Response 3: unfortunately this inconvenience could be a limitation due to the difficulty to select male patients with Hashimoto’s thyroiditis. In any case, in this first step of investigation, we planed a retrospective study to identify novel markers of disease in AED patients and explaining their possible role/function and potentiality.
Point 4: Does 12 h fasting also mean "fasting from medications"? Could this interfer with results; e.g for Addison's diease: Glucocorticoids have a large effect on immunomodulatory molecules. Using patient materials for individuals that have no glucocorticoids in the morning could be a suboptimal design?

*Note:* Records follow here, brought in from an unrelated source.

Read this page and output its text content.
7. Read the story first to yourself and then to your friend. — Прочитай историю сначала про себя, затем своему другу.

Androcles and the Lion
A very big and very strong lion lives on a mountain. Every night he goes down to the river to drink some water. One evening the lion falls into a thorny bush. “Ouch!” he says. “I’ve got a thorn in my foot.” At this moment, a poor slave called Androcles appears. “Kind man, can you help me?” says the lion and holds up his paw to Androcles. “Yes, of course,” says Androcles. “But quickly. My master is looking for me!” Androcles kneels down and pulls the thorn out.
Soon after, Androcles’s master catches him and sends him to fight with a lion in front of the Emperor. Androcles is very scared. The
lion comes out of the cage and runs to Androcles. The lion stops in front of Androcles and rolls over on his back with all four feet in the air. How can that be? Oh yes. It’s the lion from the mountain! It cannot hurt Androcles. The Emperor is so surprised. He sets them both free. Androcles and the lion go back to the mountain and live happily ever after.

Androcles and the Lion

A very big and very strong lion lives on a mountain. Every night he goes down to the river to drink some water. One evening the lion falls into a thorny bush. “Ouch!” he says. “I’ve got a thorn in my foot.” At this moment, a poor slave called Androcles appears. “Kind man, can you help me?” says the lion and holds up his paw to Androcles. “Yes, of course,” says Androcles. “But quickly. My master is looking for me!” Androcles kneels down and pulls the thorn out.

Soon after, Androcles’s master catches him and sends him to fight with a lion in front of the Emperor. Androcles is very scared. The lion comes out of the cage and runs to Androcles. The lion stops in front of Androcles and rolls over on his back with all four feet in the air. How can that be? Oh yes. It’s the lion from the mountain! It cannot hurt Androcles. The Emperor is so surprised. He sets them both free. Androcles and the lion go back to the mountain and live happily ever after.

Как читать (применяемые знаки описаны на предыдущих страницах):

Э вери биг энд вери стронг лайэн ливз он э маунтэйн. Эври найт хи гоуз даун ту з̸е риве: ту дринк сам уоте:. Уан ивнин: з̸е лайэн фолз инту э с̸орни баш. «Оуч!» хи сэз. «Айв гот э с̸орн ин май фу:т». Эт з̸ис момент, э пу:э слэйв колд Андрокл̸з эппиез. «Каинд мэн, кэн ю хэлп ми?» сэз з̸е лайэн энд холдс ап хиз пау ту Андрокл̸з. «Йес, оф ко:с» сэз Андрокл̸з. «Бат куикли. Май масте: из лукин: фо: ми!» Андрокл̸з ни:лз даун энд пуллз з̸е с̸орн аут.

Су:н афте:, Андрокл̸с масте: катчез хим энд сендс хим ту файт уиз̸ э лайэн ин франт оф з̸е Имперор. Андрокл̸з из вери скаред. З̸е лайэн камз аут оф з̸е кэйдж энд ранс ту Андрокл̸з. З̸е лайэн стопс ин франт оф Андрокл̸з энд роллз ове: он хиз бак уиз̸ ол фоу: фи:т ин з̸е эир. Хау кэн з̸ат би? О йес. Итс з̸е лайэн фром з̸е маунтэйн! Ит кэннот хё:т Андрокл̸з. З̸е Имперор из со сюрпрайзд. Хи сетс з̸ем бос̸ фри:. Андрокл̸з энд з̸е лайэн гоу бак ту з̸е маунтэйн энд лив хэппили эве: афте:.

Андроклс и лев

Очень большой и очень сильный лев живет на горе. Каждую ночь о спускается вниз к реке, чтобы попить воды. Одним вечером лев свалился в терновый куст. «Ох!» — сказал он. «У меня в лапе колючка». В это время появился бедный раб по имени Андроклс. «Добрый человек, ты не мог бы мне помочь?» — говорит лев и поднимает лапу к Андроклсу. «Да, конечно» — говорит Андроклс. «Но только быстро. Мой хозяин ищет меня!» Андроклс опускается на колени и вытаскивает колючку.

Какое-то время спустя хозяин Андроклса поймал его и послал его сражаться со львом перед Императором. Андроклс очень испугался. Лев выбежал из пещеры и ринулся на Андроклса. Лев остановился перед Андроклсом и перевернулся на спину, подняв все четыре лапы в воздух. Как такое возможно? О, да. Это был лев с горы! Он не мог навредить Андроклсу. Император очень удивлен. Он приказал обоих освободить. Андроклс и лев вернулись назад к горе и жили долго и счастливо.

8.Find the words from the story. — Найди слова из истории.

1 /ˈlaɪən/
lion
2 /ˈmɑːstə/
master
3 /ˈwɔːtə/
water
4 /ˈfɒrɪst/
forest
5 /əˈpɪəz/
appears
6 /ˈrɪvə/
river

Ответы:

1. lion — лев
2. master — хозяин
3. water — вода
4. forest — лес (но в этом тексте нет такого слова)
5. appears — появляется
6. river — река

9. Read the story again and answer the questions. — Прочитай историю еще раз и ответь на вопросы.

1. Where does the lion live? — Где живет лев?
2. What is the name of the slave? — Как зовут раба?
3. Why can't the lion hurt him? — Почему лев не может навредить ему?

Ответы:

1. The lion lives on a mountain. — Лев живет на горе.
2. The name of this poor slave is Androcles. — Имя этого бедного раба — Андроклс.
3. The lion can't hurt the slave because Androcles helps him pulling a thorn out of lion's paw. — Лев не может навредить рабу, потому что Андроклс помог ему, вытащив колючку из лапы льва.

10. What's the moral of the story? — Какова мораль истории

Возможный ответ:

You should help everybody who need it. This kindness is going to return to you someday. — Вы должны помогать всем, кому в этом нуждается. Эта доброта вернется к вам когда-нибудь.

Response 4: each blood sample was drawn after 12h of fasting from foods. All selected patients, included PAI patients, were on stable hormone replacement therapy before entering the study and they had duration of disease of at least five years. Furthermore, Glucocorticoids were administrated at a dosage able to restore the physiologic blood levels of cortisol.
Point 5: I guess the first Suppl Table nr 2 is actually number 1.
Response 5: your comment is correct. We replaced the title for Supplemetal Table S1 as you suggested.
Point 6: It is not common to think that all autoimmune endocrine disorders have exactly the same pathogenesis.....here you mix different both monogenic and polygenic forms. I would kind of like an argument for that.
Response 6: A subgroup analysis for different set of patients was carried out by use qRT-PCR analysis for hnRNPA2/B1 mRNA detection as shown in Figure 2A. No significant differences were found in the three groups of patients with a downmodulation level of the selected protein similar in each group. For this reason the experiments that followed referred to AED patients.